Permissions error on local installation

DaFoot

Joined: 2007-04-30
Posts: 15
Posted: Tue, 2012-07-10 15:19

I have a site running quite happily on a live server.

I'm now trying re-create it locally in order to test some changes. I've taken an SQL dump from live and setup a database using same DB user data as live (per config file).

When I try to access the site I get a directory permission error:
Warning: mkdir(): Permission denied in <snip>/frozenbanana/gallery2/modules/core/classes/GalleryPlatform.class on line 582

This is presumably just a Linux and/or Apache permissions thing. The pages not using gallery can be rendered correctly.

Anyone willing to hazard a guess what directory this might be that is not creatable?
I've compared my gallery temp/data directory and it seems to have the same structure as my live site - I even tried changing the whole project to 777 but I still get this permissions error.

I'm guessing it's something about trying to compile styles/templates but I can't remember where this stuff lives (ie where it's trying write to).
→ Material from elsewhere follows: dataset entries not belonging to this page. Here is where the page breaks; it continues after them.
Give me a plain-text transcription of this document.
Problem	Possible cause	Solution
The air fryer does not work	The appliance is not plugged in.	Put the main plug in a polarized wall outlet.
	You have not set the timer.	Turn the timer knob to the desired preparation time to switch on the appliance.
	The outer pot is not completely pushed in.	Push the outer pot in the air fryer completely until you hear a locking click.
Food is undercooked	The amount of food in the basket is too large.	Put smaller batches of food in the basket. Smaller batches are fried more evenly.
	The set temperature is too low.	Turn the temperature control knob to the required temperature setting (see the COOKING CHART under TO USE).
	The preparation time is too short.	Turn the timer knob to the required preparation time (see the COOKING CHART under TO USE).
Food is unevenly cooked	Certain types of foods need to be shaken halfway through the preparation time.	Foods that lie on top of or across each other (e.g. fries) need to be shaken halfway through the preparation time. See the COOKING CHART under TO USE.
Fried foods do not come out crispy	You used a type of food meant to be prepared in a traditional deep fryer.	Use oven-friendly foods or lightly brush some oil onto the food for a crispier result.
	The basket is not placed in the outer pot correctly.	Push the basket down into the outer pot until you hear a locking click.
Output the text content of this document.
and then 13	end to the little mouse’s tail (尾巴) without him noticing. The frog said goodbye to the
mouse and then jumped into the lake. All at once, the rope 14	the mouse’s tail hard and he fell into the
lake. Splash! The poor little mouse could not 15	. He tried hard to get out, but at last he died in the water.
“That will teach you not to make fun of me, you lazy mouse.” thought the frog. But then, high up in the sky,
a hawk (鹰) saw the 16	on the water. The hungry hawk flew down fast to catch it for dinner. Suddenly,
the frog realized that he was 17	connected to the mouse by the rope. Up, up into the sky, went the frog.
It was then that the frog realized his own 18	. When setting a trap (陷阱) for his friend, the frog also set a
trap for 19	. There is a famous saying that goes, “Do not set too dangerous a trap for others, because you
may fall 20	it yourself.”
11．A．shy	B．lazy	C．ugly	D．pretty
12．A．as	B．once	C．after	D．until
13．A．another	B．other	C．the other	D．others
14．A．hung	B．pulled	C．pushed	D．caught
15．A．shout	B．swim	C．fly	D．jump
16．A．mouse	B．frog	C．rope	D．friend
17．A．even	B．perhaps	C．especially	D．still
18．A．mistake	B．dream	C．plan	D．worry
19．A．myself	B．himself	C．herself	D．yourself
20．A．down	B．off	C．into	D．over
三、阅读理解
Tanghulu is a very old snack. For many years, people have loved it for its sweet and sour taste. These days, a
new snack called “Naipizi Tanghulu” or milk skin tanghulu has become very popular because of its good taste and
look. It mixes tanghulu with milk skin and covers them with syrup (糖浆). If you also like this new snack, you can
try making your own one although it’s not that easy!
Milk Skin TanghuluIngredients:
Gallery is running in embedded mode if that matters.

LIVE:
Gallery version = 2.3 core 1.3.0
API = Core 7.54, Module 3.9, Theme 2.6, Embed 1.5
PHP version = 5.2.13 apache2handler
Webserver = Apache
Database = mysqli 5.0.22, lock.system=database
Toolkits = Gd
Acceleration = none, none
Operating system = Linux s15309997.onlinehome-server.info 2.6.25.10-20080703a #1 SMP Thu Jul 3 10:14:15 CEST 2008 x86_64
Default theme = matrix
gettext = enabled
Locale = en_GB
Browser = Mozilla/5.0 (X11; Linux x86_64) AppleWebKit/535.11 (KHTML, like Gecko) Chrome/17.0.963.79 Safari/535.11
Rows in GalleryAccessMap table = 9
Rows in GalleryAccessSubscriberMap table = 73
Rows in GalleryUser table = 2
Rows in GalleryItem table = 73
Rows in GalleryAlbumItem table = 8
Rows in GalleryCacheMap table = 0

Local (site with issues):
Gallery stuff will be the same.
Apache 2.2.2, PHP 5.4.4, Fedora 17 (up to date)

 
DaFoot

Joined: 2007-04-30
Posts: 15
Posted: Tue, 2012-07-10 15:41

Nevermind I found it. A hardcoded dev statement referred to an old location on disk.